Posted on April 12, 2013 10:15 pm

How Google Fiber Could Do Some National Good, Or At Least Scare the Carriers

from the get-off-your-duffs-and-invest-in-awesome-internet dept.

Within hours of Google announcing that Austin, Texas would be the next lucky recipient of its Google Fiber initiative, AT&T released a statement indicating that it was willing to build a high-speed broadband network in the city, too. ‘AT&T announced that in conjunction with its previously announced Project VIP expansion of broadband access, it is prepared to build an advanced fiber optic infrastructure in Austin, Texas, capable of delivering speeds up to 1 gigabit per second,’ read the statement. But there’s a not-so-slight catch: AT&T wants whatever conditions Google received from the city of Austin.

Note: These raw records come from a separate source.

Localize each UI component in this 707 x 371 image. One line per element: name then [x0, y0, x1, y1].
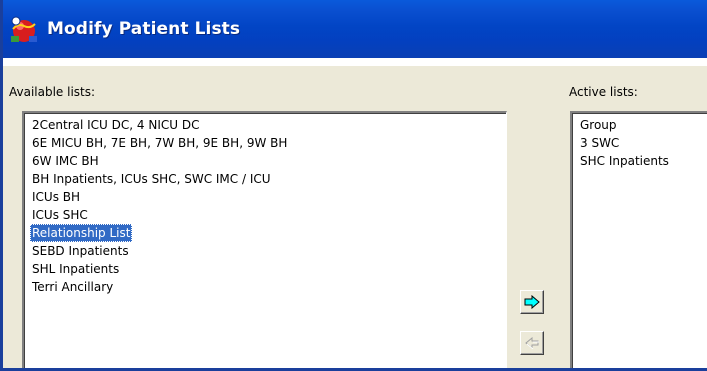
list-item[interactable]: BH Inpatients, ICUs SHC, SWC IMC / ICU — [28, 170, 506, 188]
active-lists-listbox[interactable]: Group 3 SWC SHC Inpatients — [570, 111, 707, 368]
list-item[interactable]: SHL Inpatients — [28, 260, 506, 278]
list-item[interactable]: 2Central ICU DC, 4 NICU DC — [28, 116, 506, 134]
list-item-label: SHC Inpatients — [580, 154, 669, 168]
add-to-active-button[interactable] — [520, 290, 544, 314]
list-item[interactable]: 6W IMC BH — [28, 152, 506, 170]
list-item-label: SEBD Inpatients — [32, 244, 129, 258]
dialog-body: Available lists: Active lists: 2Central … — [3, 66, 707, 368]
list-item-label: Relationship List — [30, 224, 133, 242]
arrow-right-icon — [524, 295, 540, 309]
available-lists-label: Available lists: — [9, 85, 96, 99]
list-item[interactable]: SEBD Inpatients — [28, 242, 506, 260]
title-bar[interactable]: Modify Patient Lists — [3, 0, 707, 58]
list-item[interactable]: Group — [576, 116, 707, 134]
list-item-label: BH Inpatients, ICUs SHC, SWC IMC / ICU — [32, 172, 271, 186]
list-item-label: SHL Inpatients — [32, 262, 120, 276]
list-item[interactable]: Terri Ancillary — [28, 278, 506, 296]
list-item-label: ICUs BH — [32, 190, 81, 204]
active-lists-label: Active lists: — [569, 85, 638, 99]
remove-from-active-button[interactable] — [520, 331, 544, 355]
available-lists-listbox[interactable]: 2Central ICU DC, 4 NICU DC 6E MICU BH, 7E… — [22, 111, 507, 368]
arrow-left-icon — [525, 337, 539, 349]
doctor-globe-icon — [11, 16, 37, 42]
list-item[interactable]: Relationship List — [28, 224, 506, 242]
list-item[interactable]: 6E MICU BH, 7E BH, 7W BH, 9E BH, 9W BH — [28, 134, 506, 152]
list-item[interactable]: SHC Inpatients — [576, 152, 707, 170]
list-item[interactable]: 3 SWC — [576, 134, 707, 152]
list-item[interactable]: ICUs SHC — [28, 206, 506, 224]
list-item-label: 3 SWC — [580, 136, 620, 150]
list-item-label: ICUs SHC — [32, 208, 88, 222]
list-item-label: Terri Ancillary — [32, 280, 114, 294]
list-item-label: 2Central ICU DC, 4 NICU DC — [32, 118, 200, 132]
modify-patient-lists-window: Modify Patient Lists Available lists: Ac… — [0, 0, 707, 371]
active-lists: Group 3 SWC SHC Inpatients — [572, 113, 707, 170]
list-item-label: Group — [580, 118, 617, 132]
title-separator — [3, 58, 707, 66]
available-lists: 2Central ICU DC, 4 NICU DC 6E MICU BH, 7E… — [24, 113, 506, 296]
list-item[interactable]: ICUs BH — [28, 188, 506, 206]
window-title: Modify Patient Lists — [47, 19, 241, 39]
list-item-label: 6W IMC BH — [32, 154, 99, 168]
list-item-label: 6E MICU BH, 7E BH, 7W BH, 9E BH, 9W BH — [32, 136, 288, 150]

Google itself has provided precious little guidance about its future plans. ‘We are still in the very early stages of it,’ Google CEO Larry Page told media and analysts during the company’s Jan. 22 earnings call, according to a transcript. ‘Obviously, we are going to a small number of people and so, but we are excited about the possibilities.’ But if Google Fiber keeps expanding, it could compel AT&T and other infrastructure providers to boost their broadband service and offer it on more reasonable terms — nothing like some competition to make things a little better for the collective customer base. In that sense, even if Google Fiber doesn’t expand into a national program (and imagine the costs of that), its existence will still do some larger good.